The [Insert Your Category Here] Loop
Feedbacks loops aren’t limited to these categories by any stretch of the imagination. As I mentioned before, how you structure your loops depends a lot on the structure of your company and the type of products or services you provide.
As you can see, other teams and loops can be included. Perhaps your legal team needs to be in the know on certain concerns. Maybe your CEO needs to address particular issues that are voiced on social media. Your products team definitely needs to know about how customers feel about characteristics of your product that are or are not present.
Social Listening Feedback Loop Step #4: Your Community Manager Responds
.…back with the solution or the appropriate team handles the response.
No matter what type of feedback loop your community manager identifies, it is crucial to put a consistent response procedure in place. If a resolution is required to resolve the issue, who responds to the customer? The community manager? The customer care team? Or are you assigning particular people in each department to handle responding?

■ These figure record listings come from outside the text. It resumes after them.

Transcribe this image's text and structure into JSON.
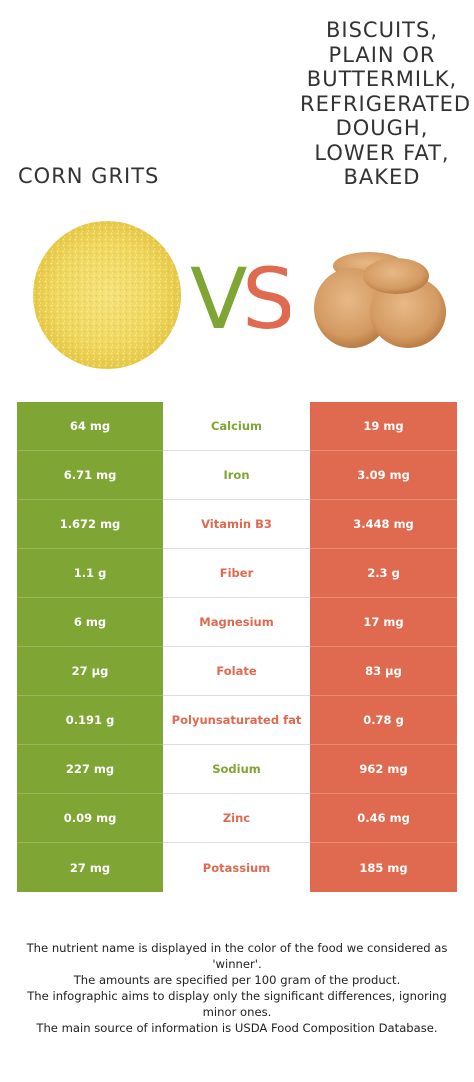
{
  "foods": {
    "left": {
      "name": "CORN GRITS",
      "image_icon": "corn-grits-image",
      "color": "#7fa534"
    },
    "right": {
      "name": "BISCUITS,\nPLAIN OR\nBUTTERMILK,\nREFRIGERATED\nDOUGH,\nLOWER FAT,\nBAKED",
      "image_icon": "biscuits-image",
      "color": "#e06a4f"
    }
  },
  "vs": {
    "v": "V",
    "s": "S",
    "v_color": "#7fa534",
    "s_color": "#e06a4f"
  },
  "nutrients": [
    {
      "name": "Calcium",
      "left": "64 mg",
      "right": "19 mg",
      "winner": "left"
    },
    {
      "name": "Iron",
      "left": "6.71 mg",
      "right": "3.09 mg",
      "winner": "left"
    },
    {
      "name": "Vitamin B3",
      "left": "1.672 mg",
      "right": "3.448 mg",
      "winner": "right"
    },
    {
      "name": "Fiber",
      "left": "1.1 g",
      "right": "2.3 g",
      "winner": "right"
    },
    {
      "name": "Magnesium",
      "left": "6 mg",
      "right": "17 mg",
      "winner": "right"
    },
    {
      "name": "Folate",
      "left": "27 µg",
      "right": "83 µg",
      "winner": "right"
    },
    {
      "name": "Polyunsaturated fat",
      "left": "0.191 g",
      "right": "0.78 g",
      "winner": "right"
    },
    {
      "name": "Sodium",
      "left": "227 mg",
      "right": "962 mg",
      "winner": "left"
    },
    {
      "name": "Zinc",
      "left": "0.09 mg",
      "right": "0.46 mg",
      "winner": "right"
    },
    {
      "name": "Potassium",
      "left": "27 mg",
      "right": "185 mg",
      "winner": "right"
    }
  ],
  "footer": {
    "line1": "The nutrient name is displayed in the color of the food we considered as 'winner'.",
    "line2": "The amounts are specified per 100 gram of the product.",
    "line3": "The infographic aims to display only the significant differences, ignoring minor ones.",
    "line4": "The main source of information is USDA Food Composition Database."
  }
}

Ultimately the decision depends on what makes sense for your team. Just remember that in a perfect world, a resolution should be presented to the customer within 24 hours of the original complaint.
Social Listening Tools
There are a ton of social listening tools on the market – some extremely sophisticated – that can make this process much easier. Social listening tools like Mention (which is what we use here at DigitalMarketer) and the more elaborate Radian6 can equip your community manger with live streams of social media alerts specialized by keywords:
These platforms also have the ability to assign individual comments and tweets to specific members of your team, making the feedback loop process a breeze. Here’s a screen shot I took in Mention as I assigned a social media post to our customer care manager:
Social listening is fundamental to social media success because it’s basically customer service. If you are listening to the social web – where people are complaining, praising, and assessing your products and services – and responding appropriately, your business will benefit.
The Power of Loops
Manage Your Reputation
Businesses who fail to respond to social media mentions get a bad rep, and it’s easy to see why. Setting up a feedback loop procedure can do wonders for making sure that your customers are happy with your brand, and turn a complaint into praise in no time.

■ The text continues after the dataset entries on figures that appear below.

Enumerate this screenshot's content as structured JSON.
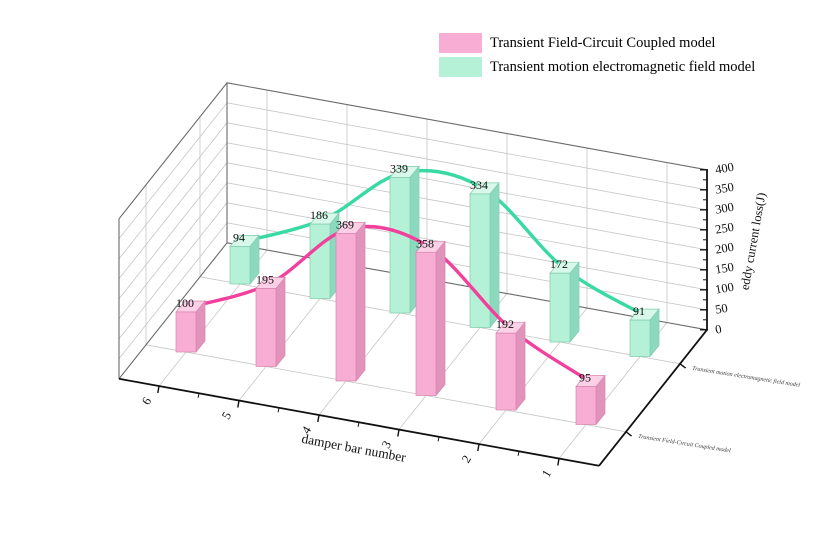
{
  "chart_data": {
    "type": "bar",
    "projection": "3d",
    "title": "",
    "categories": [
      "6",
      "5",
      "4",
      "3",
      "2",
      "1"
    ],
    "xlabel": "damper bar number",
    "zlabel": "eddy current loss(J)",
    "zlim": [
      0,
      400
    ],
    "zticks": [
      "0",
      "50",
      "100",
      "150",
      "200",
      "250",
      "300",
      "350",
      "400"
    ],
    "grid": true,
    "legend_position": "top-right",
    "series": [
      {
        "name": "Transient Field-Circuit Coupled model",
        "row": "front",
        "values": [
          100,
          195,
          369,
          358,
          192,
          95
        ],
        "bar_color": "#f8aed4",
        "bar_side_color": "#e293bc",
        "bar_top_color": "#fcd0e6",
        "bar_edge_color": "#d687ae",
        "line_color": "#f2409c"
      },
      {
        "name": "Transient motion electromagnetic field model",
        "row": "back",
        "values": [
          94,
          186,
          339,
          334,
          172,
          91
        ],
        "bar_color": "#b4f1d7",
        "bar_side_color": "#8cdabe",
        "bar_top_color": "#d7f8ea",
        "bar_edge_color": "#7fcbab",
        "line_color": "#38d9a2"
      }
    ],
    "depth_axis_labels": [
      "Transient Field-Circuit Coupled model",
      "Transient motion electromagnetic field model"
    ]
  },
  "legend": {
    "items": [
      {
        "label": "Transient Field-Circuit Coupled model"
      },
      {
        "label": "Transient motion electromagnetic field model"
      }
    ]
  }
}
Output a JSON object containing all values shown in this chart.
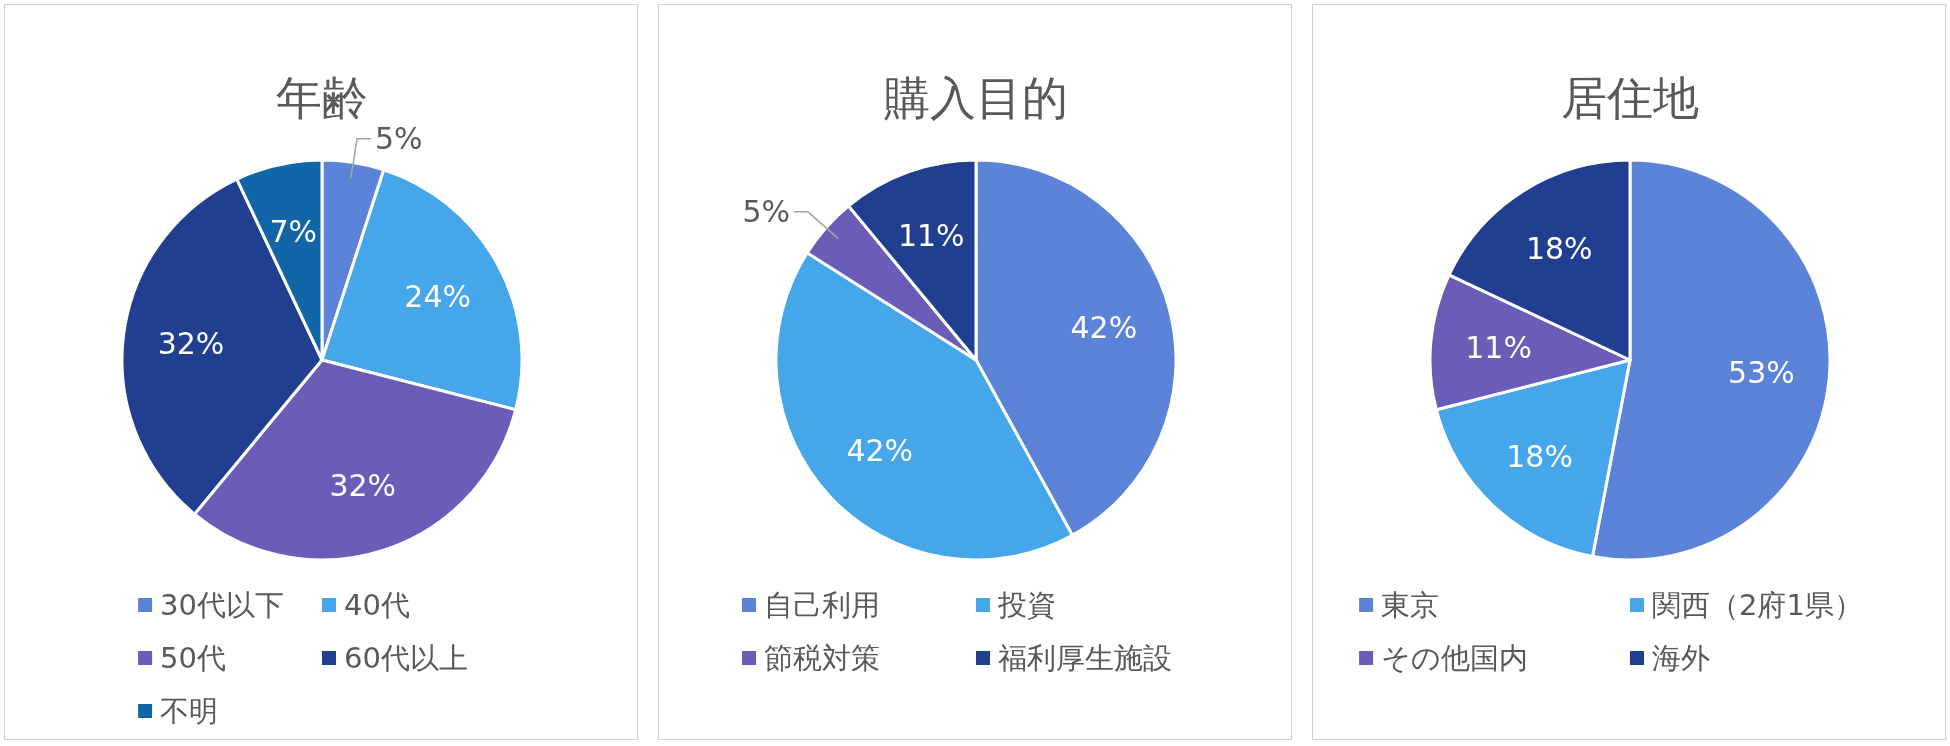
{
  "chart_data": [
    {
      "type": "pie",
      "title": "年齢",
      "categories": [
        "30代以下",
        "40代",
        "50代",
        "60代以上",
        "不明"
      ],
      "values": [
        5,
        24,
        32,
        32,
        7
      ],
      "value_labels": [
        "5%",
        "24%",
        "32%",
        "32%",
        "7%"
      ],
      "colors": [
        "#5b84d9",
        "#46a6ea",
        "#6a5db8",
        "#213f91",
        "#1166a8"
      ],
      "legend": "bottom"
    },
    {
      "type": "pie",
      "title": "購入目的",
      "categories": [
        "自己利用",
        "投資",
        "節税対策",
        "福利厚生施設"
      ],
      "values": [
        42,
        42,
        5,
        11
      ],
      "value_labels": [
        "42%",
        "42%",
        "5%",
        "11%"
      ],
      "colors": [
        "#5b84d9",
        "#46a6ea",
        "#6a5db8",
        "#213f91"
      ],
      "legend": "bottom"
    },
    {
      "type": "pie",
      "title": "居住地",
      "categories": [
        "東京",
        "関西（2府1県）",
        "その他国内",
        "海外"
      ],
      "values": [
        53,
        18,
        11,
        18
      ],
      "value_labels": [
        "53%",
        "18%",
        "11%",
        "18%"
      ],
      "colors": [
        "#5b84d9",
        "#46a6ea",
        "#6a5db8",
        "#213f91"
      ],
      "legend": "bottom"
    }
  ]
}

Increase Your Retention and Reduce Refunds
Happy customers are customers that stick around. They often advocate for your brand when they see other unhappy people. This is a good thing!
Identify Product Gaps
Listening for complaints about how customers experience their purchases means that your product team has a unique window into problems and gaps in your product line. Feedback loops keep them in the know on where to improve.
Identify Content Gaps
Feedback loops are also valuable to your content team. Common FAQs from your customers are a great place to start for developing missing content that can help preemptively solve customer service issues and give them a great brand experience.
Social listening can make a huge difference for your brand (and your revenue) and setting up proper feedback loops can go a long way in managing your social customer service efforts.
What is your business doing to avoid social media fails?